İlk 15 dakikada önde basan, orta alanı kontrol eden, hücumu düşünen bir Trabzon vardı. Ayhan kolay top kaybediyor, solda oynayan Kewell ile sağda görev yapan Arda etkili olamıyordu. Trabzon'da orta alanı SelçukHüseyin ikilisi kontrol ediyordu ama Ersun Hoca Serkan'ı 'joker' olarak kullanıyordu. Emre-Servet ikilisi Gökhan-Umut ikilisini kontrol ederken Serkan göbekten sürpriz adam olarak Galatasaray savunmasının arasına giriyor ve tehlikeli oluyordu.
Sola geçen Arda Galatasaray'ın durgun ve etkisiz oyununu sihirli bir değnek gibi değiştirdi. Arda ileride top tutup saklamaya başlayınca Galatasaray Trabzon kalesinde çok adamla çoğalmaya başladı. Arda'nın ortasında Baros'un atamadığı gol bir sinyaldi. Ardından sahneye özlenen Arda çıktı. Öyle bir gol attı ki, Tolga uzun boyuna rağmen çaresiz kaldı.
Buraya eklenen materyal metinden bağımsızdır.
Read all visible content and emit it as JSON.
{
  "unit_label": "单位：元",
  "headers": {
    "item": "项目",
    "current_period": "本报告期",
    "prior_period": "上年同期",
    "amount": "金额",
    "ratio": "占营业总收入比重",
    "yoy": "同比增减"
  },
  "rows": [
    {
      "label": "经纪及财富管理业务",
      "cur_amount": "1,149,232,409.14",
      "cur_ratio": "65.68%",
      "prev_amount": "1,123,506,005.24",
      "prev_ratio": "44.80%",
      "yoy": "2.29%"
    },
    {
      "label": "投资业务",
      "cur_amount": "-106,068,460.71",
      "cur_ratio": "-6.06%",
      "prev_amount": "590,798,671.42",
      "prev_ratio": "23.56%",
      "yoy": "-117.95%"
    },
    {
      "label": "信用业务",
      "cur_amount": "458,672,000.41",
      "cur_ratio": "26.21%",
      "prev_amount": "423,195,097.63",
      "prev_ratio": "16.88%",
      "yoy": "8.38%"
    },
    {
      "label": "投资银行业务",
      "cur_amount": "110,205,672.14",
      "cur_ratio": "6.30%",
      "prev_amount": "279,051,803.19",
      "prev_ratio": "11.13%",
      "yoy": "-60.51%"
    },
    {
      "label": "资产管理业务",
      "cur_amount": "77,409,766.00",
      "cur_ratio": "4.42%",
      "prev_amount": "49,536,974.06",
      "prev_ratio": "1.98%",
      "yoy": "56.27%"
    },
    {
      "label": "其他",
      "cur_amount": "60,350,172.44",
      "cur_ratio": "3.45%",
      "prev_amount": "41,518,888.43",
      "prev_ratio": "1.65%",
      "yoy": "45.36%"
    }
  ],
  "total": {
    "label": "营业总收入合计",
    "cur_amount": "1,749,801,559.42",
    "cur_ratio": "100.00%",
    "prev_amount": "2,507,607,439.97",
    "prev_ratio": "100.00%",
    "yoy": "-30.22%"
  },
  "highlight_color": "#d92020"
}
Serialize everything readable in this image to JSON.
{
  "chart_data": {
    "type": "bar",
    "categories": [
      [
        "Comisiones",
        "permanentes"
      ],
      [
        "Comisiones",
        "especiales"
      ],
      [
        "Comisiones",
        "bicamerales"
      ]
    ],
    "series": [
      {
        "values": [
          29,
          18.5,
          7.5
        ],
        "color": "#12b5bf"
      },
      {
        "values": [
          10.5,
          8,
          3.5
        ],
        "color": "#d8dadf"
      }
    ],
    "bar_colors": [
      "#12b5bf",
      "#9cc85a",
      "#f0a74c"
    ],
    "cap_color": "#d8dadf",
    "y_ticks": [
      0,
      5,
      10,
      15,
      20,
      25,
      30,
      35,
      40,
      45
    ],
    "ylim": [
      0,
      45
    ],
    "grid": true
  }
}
DE SANCTIS ÇOK İYİYDİ Oyunun kontrolünü eline geçiren Galatasaray top yapmaya, hücuma hızlı çıkmaya ve kanatları kullanmaya başladı. Servet'in golünden sonra Trabzon moral olarak sendeledi. Kewell, Baros ve Arda vuruşta acele etmeyip topu kesmeyi düşünselerdi maç ilk yarı farka giderdi.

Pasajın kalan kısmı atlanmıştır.